Regardless of the cause of CLD in this case, transplantation was necessary as a life-saving intervention. Due to the unavailability of compatible blood groups, an ABOi LDLT was planned. To date, liver transplantation in the context of RDD has not been documented in the literature. As part of the desensitization protocol for ABOi LDLT, the child received an injection of rituximab (300 mg) 2 weeks prior to the transplant. Rituximab has been suggested as a treatment for RDD; for example, Alqanatish et al. reported administering two doses of rituximab (500 mg/m^2^) 2 weeks apart to a child. Thus, rituximab proved beneficial in this case (11).

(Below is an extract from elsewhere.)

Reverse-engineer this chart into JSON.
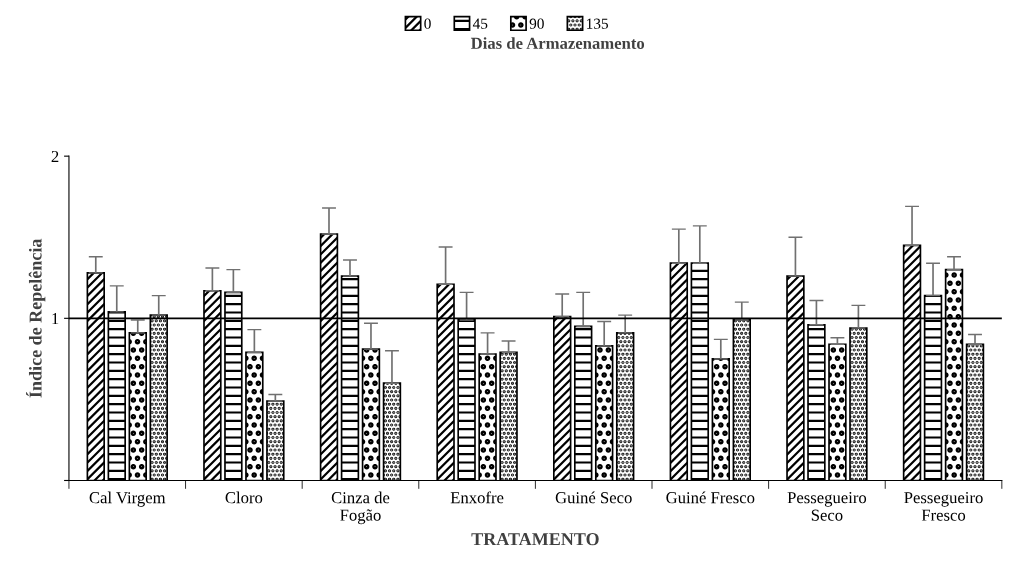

Several other treatment options for RDD, including steroids, methotrexate, cladribine, radiotherapy, imatinib, and thalidomide, have been described (7). In the postoperative period, the patient was managed with triple immunosuppression using steroids, tacrolimus, and MMF. A repeat PET scan at 3 months post-transplant showed a significant reduction in lymphadenopathy. A short follow-up period was the main limitation of this study. We did not ascertain the etiology of CLD in this patient and the association between RDD and CLD was also not established.
Conclusion
The relationship between RDD and CLD remains unclear—whether RDD is a causal factor for CLD or merely an associated condition has yet to be established. Notably, LDLT in the context of RDD has not been previously reported in the literature. To the best of our knowledge, this represents the first documented case of LDLT for CLD in a patient with RDD.